Review: Is This Thing On? puts a marriage in the comedy spotlight
Will Arnett convincingly plays a man who works out his failed marriage issues in front of a comedy open mic
If John Updike had been alive today, in his late 40s and had a passing interest in stand-up comedy, he might have come up with something like Is This Thing On? (Rating: ✭✭✭), Bradley Cooper’s latest movie about the messy intersection of art, love and life.
Suburban couple Alex and Tess Novak (Will Arnett and Laura Dern) mutually agree to separate, but hold off on telling their two sons, as well as their closest friends. One night, the slightly stoned Alex — who has his own apartment in downtown Manhattan — happens upon an open mic night at a comedy club and, rather than pay the $15 cover, signs up to perform.
What’s in his impromptu act? His conflicted, ambivalent feelings about his disintegrating marriage, of course. He gets a few laughs. Encouraged, he returns. And while news of the Novaks’ split eventually gets out, telling jokes becomes Alex’s secret way to both process what he’s going through and find some sort of excitement he no longer feels in his life.
Loosely inspired by the real-life story of Brit John Bishop, the writers (Cooper, Arnett and Mark Chappell) ground the script with gentle, authentic details about mid-life child-sharing and domestic arrangements.
Alex’s parents (Christine Ebersole and Ciarán Hinds, both savvy scene-stealers) chip in on babysitting duties while displaying their own kind of workable codependent relationship. And there’s a beautifully observed scene in which the couple’s sons have had a lice scare at school and Alex is literally picking nits out of their heads at his apartment. (When Tess comes, she’s worried she has them too, and so he checks her scalp.)

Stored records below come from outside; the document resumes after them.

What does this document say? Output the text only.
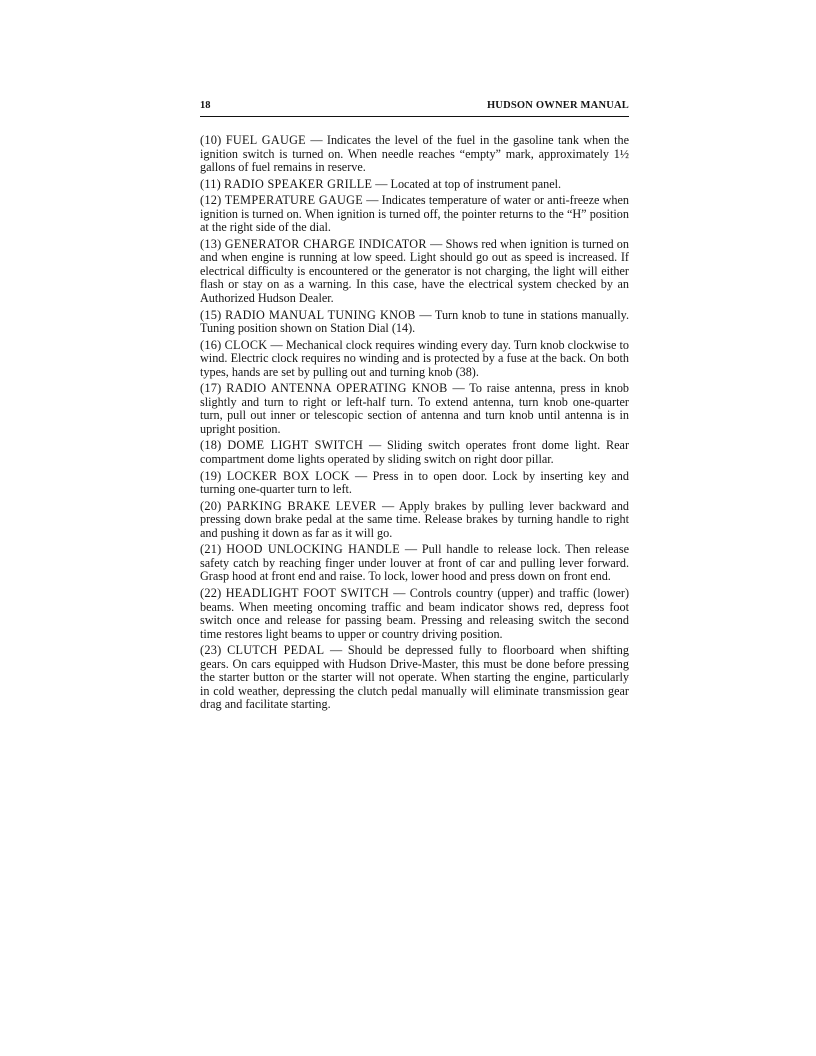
18	HUDSON OWNER MANUAL

(10) FUEL GAUGE — Indicates the level of the fuel in the gasoline tank when the ignition switch is turned on. When needle reaches “empty” mark, approximately 1½ gallons of fuel remains in reserve.

(11) RADIO SPEAKER GRILLE — Located at top of instrument panel.

(12) TEMPERATURE GAUGE — Indicates temperature of water or anti-freeze when ignition is turned on. When ignition is turned off, the pointer returns to the “H” position at the right side of the dial.

(13) GENERATOR CHARGE INDICATOR — Shows red when ignition is turned on and when engine is running at low speed. Light should go out as speed is increased. If electrical difficulty is encountered or the generator is not charging, the light will either flash or stay on as a warning. In this case, have the electrical system checked by an Authorized Hudson Dealer.

(15) RADIO MANUAL TUNING KNOB — Turn knob to tune in stations manually. Tuning position shown on Station Dial (14).

(16) CLOCK — Mechanical clock requires winding every day. Turn knob clockwise to wind. Electric clock requires no winding and is protected by a fuse at the back. On both types, hands are set by pulling out and turning knob (38).

(17) RADIO ANTENNA OPERATING KNOB — To raise antenna, press in knob slightly and turn to right or left-half turn. To extend antenna, turn knob one-quarter turn, pull out inner or telescopic section of antenna and turn knob until antenna is in upright position.

(18) DOME LIGHT SWITCH — Sliding switch operates front dome light. Rear compartment dome lights operated by sliding switch on right door pillar.

(19) LOCKER BOX LOCK — Press in to open door. Lock by inserting key and turning one-quarter turn to left.

(20) PARKING BRAKE LEVER — Apply brakes by pulling lever backward and pressing down brake pedal at the same time. Release brakes by turning handle to right and pushing it down as far as it will go.

(21) HOOD UNLOCKING HANDLE — Pull handle to release lock. Then release safety catch by reaching finger under louver at front of car and pulling lever forward. Grasp hood at front end and raise. To lock, lower hood and press down on front end.

(22) HEADLIGHT FOOT SWITCH — Controls country (upper) and traffic (lower) beams. When meeting oncoming traffic and beam indicator shows red, depress foot switch once and release for passing beam. Pressing and releasing switch the second time restores light beams to upper or country driving position.

(23) CLUTCH PEDAL — Should be depressed fully to floorboard when shifting gears. On cars equipped with Hudson Drive-Master, this must be done before pressing the starter button or the starter will not operate. When starting the engine, particularly in cold weather, depressing the clutch pedal manually will eliminate transmission gear drag and facilitate starting.
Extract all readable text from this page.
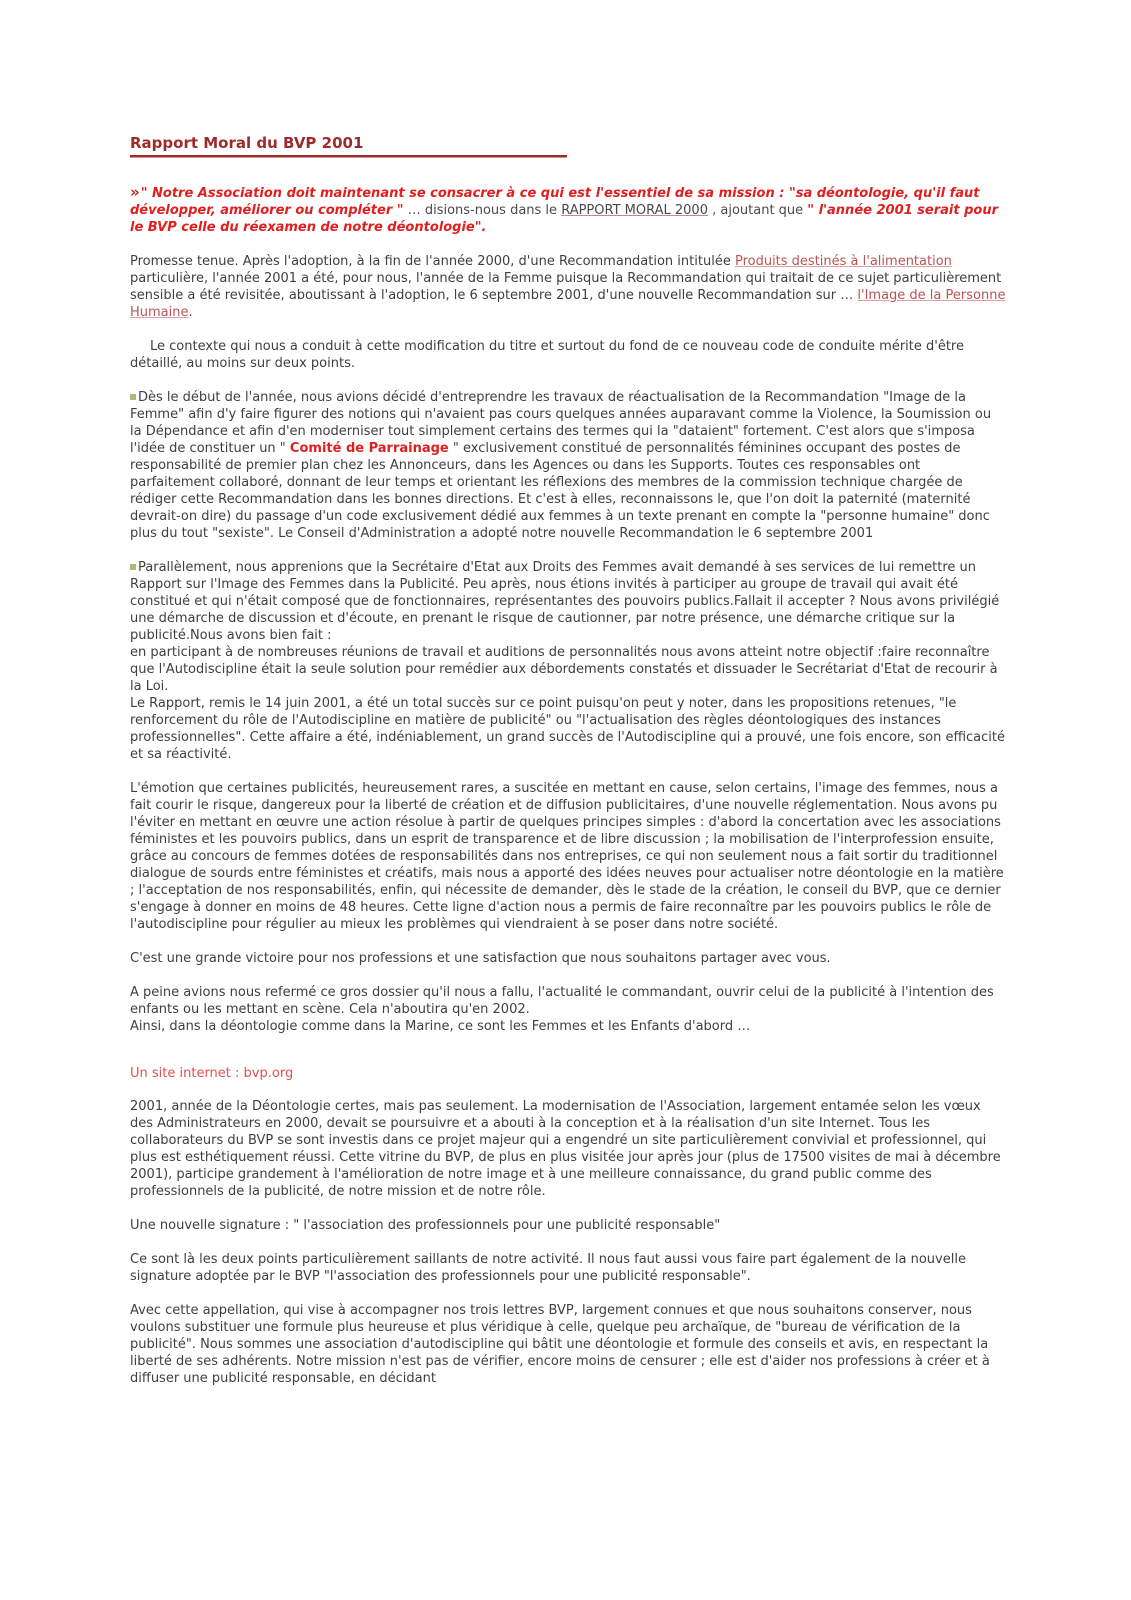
Rapport Moral du BVP 2001

» " Notre Association doit maintenant se consacrer à ce qui est l'essentiel de sa mission : "sa déontologie, qu'il faut développer, améliorer ou compléter " … disions-nous dans le RAPPORT MORAL 2000 , ajoutant que " l'année 2001 serait pour le BVP celle du réexamen de notre déontologie".

Promesse tenue. Après l'adoption, à la fin de l'année 2000, d'une Recommandation intitulée Produits destinés à l'alimentation particulière, l'année 2001 a été, pour nous, l'année de la Femme puisque la Recommandation qui traitait de ce sujet particulièrement sensible a été revisitée, aboutissant à l'adoption, le 6 septembre 2001, d'une nouvelle Recommandation sur … l'Image de la Personne Humaine.

Le contexte qui nous a conduit à cette modification du titre et surtout du fond de ce nouveau code de conduite mérite d'être détaillé, au moins sur deux points.

Dès le début de l'année, nous avions décidé d'entreprendre les travaux de réactualisation de la Recommandation "Image de la Femme" afin d'y faire figurer des notions qui n'avaient pas cours quelques années auparavant comme la Violence, la Soumission ou la Dépendance et afin d'en moderniser tout simplement certains des termes qui la "dataient" fortement. C'est alors que s'imposa l'idée de constituer un " Comité de Parrainage " exclusivement constitué de personnalités féminines occupant des postes de responsabilité de premier plan chez les Annonceurs, dans les Agences ou dans les Supports. Toutes ces responsables ont parfaitement collaboré, donnant de leur temps et orientant les réflexions des membres de la commission technique chargée de rédiger cette Recommandation dans les bonnes directions. Et c'est à elles, reconnaissons le, que l'on doit la paternité (maternité devrait-on dire) du passage d'un code exclusivement dédié aux femmes à un texte prenant en compte la "personne humaine" donc plus du tout "sexiste". Le Conseil d'Administration a adopté notre nouvelle Recommandation le 6 septembre 2001

Parallèlement, nous apprenions que la Secrétaire d'Etat aux Droits des Femmes avait demandé à ses services de lui remettre un Rapport sur l'Image des Femmes dans la Publicité. Peu après, nous étions invités à participer au groupe de travail qui avait été constitué et qui n'était composé que de fonctionnaires, représentantes des pouvoirs publics.Fallait il accepter ? Nous avons privilégié une démarche de discussion et d'écoute, en prenant le risque de cautionner, par notre présence, une démarche critique sur la publicité.Nous avons bien fait :
en participant à de nombreuses réunions de travail et auditions de personnalités nous avons atteint notre objectif :faire reconnaître que l'Autodiscipline était la seule solution pour remédier aux débordements constatés et dissuader le Secrétariat d'Etat de recourir à la Loi.
Le Rapport, remis le 14 juin 2001, a été un total succès sur ce point puisqu'on peut y noter, dans les propositions retenues, "le renforcement du rôle de l'Autodiscipline en matière de publicité" ou "l'actualisation des règles déontologiques des instances professionnelles". Cette affaire a été, indéniablement, un grand succès de l'Autodiscipline qui a prouvé, une fois encore, son efficacité et sa réactivité.

L'émotion que certaines publicités, heureusement rares, a suscitée en mettant en cause, selon certains, l'image des femmes, nous a fait courir le risque, dangereux pour la liberté de création et de diffusion publicitaires, d'une nouvelle réglementation. Nous avons pu l'éviter en mettant en œuvre une action résolue à partir de quelques principes simples : d'abord la concertation avec les associations féministes et les pouvoirs publics, dans un esprit de transparence et de libre discussion ; la mobilisation de l'interprofession ensuite, grâce au concours de femmes dotées de responsabilités dans nos entreprises, ce qui non seulement nous a fait sortir du traditionnel dialogue de sourds entre féministes et créatifs, mais nous a apporté des idées neuves pour actualiser notre déontologie en la matière ; l'acceptation de nos responsabilités, enfin, qui nécessite de demander, dès le stade de la création, le conseil du BVP, que ce dernier s'engage à donner en moins de 48 heures. Cette ligne d'action nous a permis de faire reconnaître par les pouvoirs publics le rôle de l'autodiscipline pour régulier au mieux les problèmes qui viendraient à se poser dans notre société.

C'est une grande victoire pour nos professions et une satisfaction que nous souhaitons partager avec vous.

A peine avions nous refermé ce gros dossier qu'il nous a fallu, l'actualité le commandant, ouvrir celui de la publicité à l'intention des enfants ou les mettant en scène. Cela n'aboutira qu'en 2002.
Ainsi, dans la déontologie comme dans la Marine, ce sont les Femmes et les Enfants d'abord …

Un site internet : bvp.org

2001, année de la Déontologie certes, mais pas seulement. La modernisation de l'Association, largement entamée selon les vœux des Administrateurs en 2000, devait se poursuivre et a abouti à la conception et à la réalisation d'un site Internet. Tous les collaborateurs du BVP se sont investis dans ce projet majeur qui a engendré un site particulièrement convivial et professionnel, qui plus est esthétiquement réussi. Cette vitrine du BVP, de plus en plus visitée jour après jour (plus de 17500 visites de mai à décembre 2001), participe grandement à l'amélioration de notre image et à une meilleure connaissance, du grand public comme des professionnels de la publicité, de notre mission et de notre rôle.

Une nouvelle signature : " l'association des professionnels pour une publicité responsable"

Ce sont là les deux points particulièrement saillants de notre activité. Il nous faut aussi vous faire part également de la nouvelle signature adoptée par le BVP "l'association des professionnels pour une publicité responsable".

Avec cette appellation, qui vise à accompagner nos trois lettres BVP, largement connues et que nous souhaitons conserver, nous voulons substituer une formule plus heureuse et plus véridique à celle, quelque peu archaïque, de "bureau de vérification de la publicité". Nous sommes une association d'autodiscipline qui bâtit une déontologie et formule des conseils et avis, en respectant la liberté de ses adhérents. Notre mission n'est pas de vérifier, encore moins de censurer ; elle est d'aider nos professions à créer et à diffuser une publicité responsable, en décidant
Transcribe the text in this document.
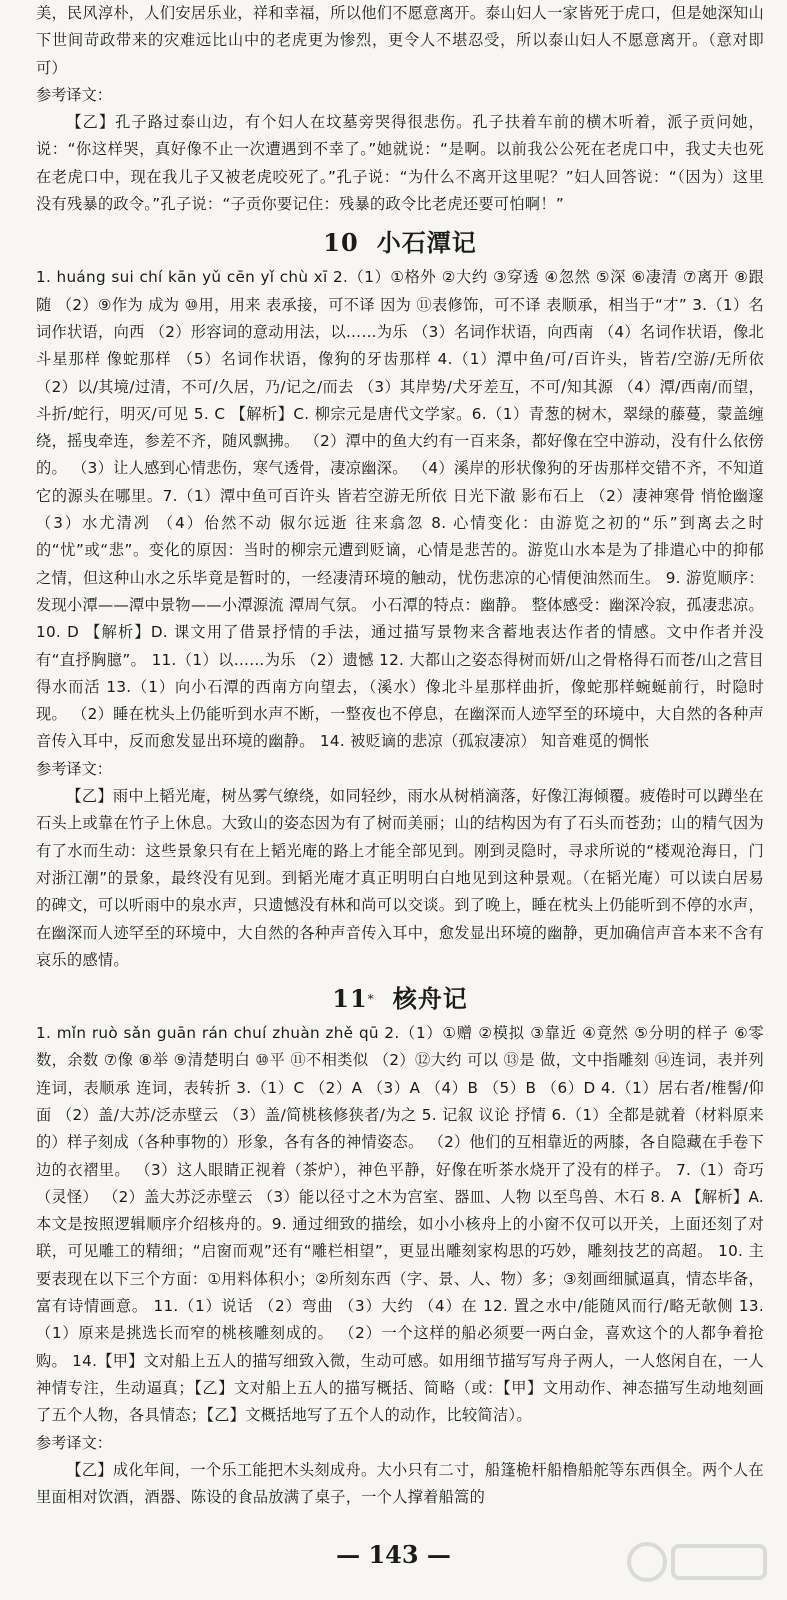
美，民风淳朴，人们安居乐业，祥和幸福，所以他们不愿意离开。泰山妇人一家皆死于虎口，但是她深知山下世间苛政带来的灾难远比山中的老虎更为惨烈，更令人不堪忍受，所以泰山妇人不愿意离开。（意对即可）

参考译文：

【乙】孔子路过泰山边，有个妇人在坟墓旁哭得很悲伤。孔子扶着车前的横木听着，派子贡问她，说：“你这样哭，真好像不止一次遭遇到不幸了。”她就说：“是啊。以前我公公死在老虎口中，我丈夫也死在老虎口中，现在我儿子又被老虎咬死了。”孔子说：“为什么不离开这里呢？”妇人回答说：“（因为）这里没有残暴的政令。”孔子说：“子贡你要记住：残暴的政令比老虎还要可怕啊！”

10 小石潭记

1. huáng sui chí kān yǔ cēn yǐ chù xī 2.（1）①格外 ②大约 ③穿透 ④忽然 ⑤深 ⑥凄清 ⑦离开 ⑧跟随 （2）⑨作为 成为 ⑩用，用来 表承接，可不译 因为 ⑪表修饰，可不译 表顺承，相当于“才” 3.（1）名词作状语，向西 （2）形容词的意动用法，以……为乐 （3）名词作状语，向西南 （4）名词作状语，像北斗星那样 像蛇那样 （5）名词作状语，像狗的牙齿那样 4.（1）潭中鱼/可/百许头，皆若/空游/无所依 （2）以/其境/过清，不可/久居，乃/记之/而去 （3）其岸势/犬牙差互，不可/知其源 （4）潭/西南/而望，斗折/蛇行，明灭/可见 5. C 【解析】C. 柳宗元是唐代文学家。6.（1）青葱的树木，翠绿的藤蔓，蒙盖缠绕，摇曳牵连，参差不齐，随风飘拂。 （2）潭中的鱼大约有一百来条，都好像在空中游动，没有什么依傍的。 （3）让人感到心情悲伤，寒气透骨，凄凉幽深。 （4）溪岸的形状像狗的牙齿那样交错不齐，不知道它的源头在哪里。7.（1）潭中鱼可百许头 皆若空游无所依 日光下澈 影布石上 （2）凄神寒骨 悄怆幽邃 （3）水尤清冽 （4）佁然不动 俶尔远逝 往来翕忽 8. 心情变化：由游览之初的“乐”到离去之时的“忧”或“悲”。变化的原因：当时的柳宗元遭到贬谪，心情是悲苦的。游览山水本是为了排遣心中的抑郁之情，但这种山水之乐毕竟是暂时的，一经凄清环境的触动，忧伤悲凉的心情便油然而生。 9. 游览顺序：发现小潭——潭中景物——小潭源流 潭周气氛。 小石潭的特点：幽静。 整体感受：幽深冷寂，孤凄悲凉。 10. D 【解析】D. 课文用了借景抒情的手法，通过描写景物来含蓄地表达作者的情感。文中作者并没有“直抒胸臆”。 11.（1）以……为乐 （2）遗憾 12. 大都山之姿态得树而妍/山之骨格得石而苍/山之营目得水而活 13.（1）向小石潭的西南方向望去，（溪水）像北斗星那样曲折，像蛇那样蜿蜒前行，时隐时现。 （2）睡在枕头上仍能听到水声不断，一整夜也不停息，在幽深而人迹罕至的环境中，大自然的各种声音传入耳中，反而愈发显出环境的幽静。 14. 被贬谪的悲凉（孤寂凄凉） 知音难觅的惆怅

参考译文：

【乙】雨中上韬光庵，树丛雾气缭绕，如同轻纱，雨水从树梢滴落，好像江海倾覆。疲倦时可以蹲坐在石头上或靠在竹子上休息。大致山的姿态因为有了树而美丽；山的结构因为有了石头而苍劲；山的精气因为有了水而生动：这些景象只有在上韬光庵的路上才能全部见到。刚到灵隐时，寻求所说的“楼观沧海日，门对浙江潮”的景象，最终没有见到。到韬光庵才真正明明白白地见到这种景观。（在韬光庵）可以读白居易的碑文，可以听雨中的泉水声，只遗憾没有林和尚可以交谈。到了晚上，睡在枕头上仍能听到不停的水声，在幽深而人迹罕至的环境中，大自然的各种声音传入耳中，愈发显出环境的幽静，更加确信声音本来不含有哀乐的感情。

11* 核舟记

1. mǐn ruò sǎn guān rán chuí zhuàn zhě qū 2.（1）①赠 ②模拟 ③靠近 ④竟然 ⑤分明的样子 ⑥零数，余数 ⑦像 ⑧举 ⑨清楚明白 ⑩平 ⑪不相类似 （2）⑫大约 可以 ⑬是 做，文中指雕刻 ⑭连词，表并列 连词，表顺承 连词，表转折 3.（1）C （2）A （3）A （4）B （5）B （6）D 4.（1）居右者/椎髻/仰面 （2）盖/大苏/泛赤壁云 （3）盖/简桃核修狭者/为之 5. 记叙 议论 抒情 6.（1）全都是就着（材料原来的）样子刻成（各种事物的）形象，各有各的神情姿态。 （2）他们的互相靠近的两膝，各自隐藏在手卷下边的衣褶里。 （3）这人眼睛正视着（茶炉），神色平静，好像在听茶水烧开了没有的样子。 7.（1）奇巧（灵怪） （2）盖大苏泛赤壁云 （3）能以径寸之木为宫室、器皿、人物 以至鸟兽、木石 8. A 【解析】A. 本文是按照逻辑顺序介绍核舟的。9. 通过细致的描绘，如小小核舟上的小窗不仅可以开关，上面还刻了对联，可见雕工的精细；“启窗而观”还有“雕栏相望”，更显出雕刻家构思的巧妙，雕刻技艺的高超。 10. 主要表现在以下三个方面：①用料体积小；②所刻东西（字、景、人、物）多；③刻画细腻逼真，情态毕备，富有诗情画意。 11.（1）说话 （2）弯曲 （3）大约 （4）在 12. 置之水中/能随风而行/略无欹侧 13.（1）原来是挑选长而窄的桃核雕刻成的。 （2）一个这样的船必须要一两白金，喜欢这个的人都争着抢购。 14.【甲】文对船上五人的描写细致入微，生动可感。如用细节描写写舟子两人，一人悠闲自在，一人神情专注，生动逼真；【乙】文对船上五人的描写概括、简略（或：【甲】文用动作、神态描写生动地刻画了五个人物，各具情态；【乙】文概括地写了五个人的动作，比较简洁）。

参考译文：

【乙】成化年间，一个乐工能把木头刻成舟。大小只有二寸，船篷桅杆船橹船舵等东西俱全。两个人在里面相对饮酒，酒器、陈设的食品放满了桌子，一个人撑着船篙的

— 143 —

Keep in mind that this is one of those lifestyle porn fantasias in which we never see Alex doing much work — he’s in finance, and can afford to quickly upgrade his car and live in a ginormous apartment. Tess, we later learn, was an Olympic-level volleyball player and has begun thinking about turning to coaching.
The comedy scenes, many shot at the Comedy Cellar, feature actual working comics (squint and you might see Sam Jay), and they’ve got a spontaneity and hand-held-camera energy that contrasts with the rest of the picture.

Comic relief of a different sort comes through friends Balls (Cooper) and Christine (Andra Day), another couple who’s going through relationship issues. Cooper has fun as a flaky understudy for a play who, when he discovers Alex is performing, says something interesting about being the “creative” one in their friend group — the one who pursued the artistic long-shot while the others played it safe.
It’s insights like these, and observations like how separated parents will try to make themselves look better than their spouse in front of their kids, that give the film its heart.
A few plot contrivances, and the absolute wasting of Arnett’s SmartLess co-host Sean Hayes (and his real-life husband Scott Icenogle) as another couple in the Novaks’ friend group, hobble the film a little. Also, why hire Amy Sedaris if you’re not going to let her be Amy Sedaris? And while David Bowie and Queen’s song “Under Pressure” works beautifully here in a climactic final moment, it’s hard to forget how poignantly it was used a few years ago in Aftersun.
But in the end, this is mostly a vehicle for some fine acting. I’ve always thought that beneath his flinty comic persona, Canadian Arnett had lots of dramatic potential, and he fully owns the big screen as a man who, as he eventually discovers, was unhappy in, but not necessarily with, his marriage. He’s convincing as a stand-up, too, although during certain scenes I’m not sure a downtown New York audience would be as indulgent and forgiving as it appears to be here.
He’s equally matched by Dern, who invests the underwritten Tess with lots of restless, contradictory feelings. The highlight of the film comes when she’s sitting next to no less than Peyton Manning and watching a stand-up comic. No disrespect to the comic, but what’s happening on her face is a lot more compelling than what’s occurring onstage.
Is This Thing On? has a limited Toronto release beginning Dec. 19, and opens in more theatres Jan. 9.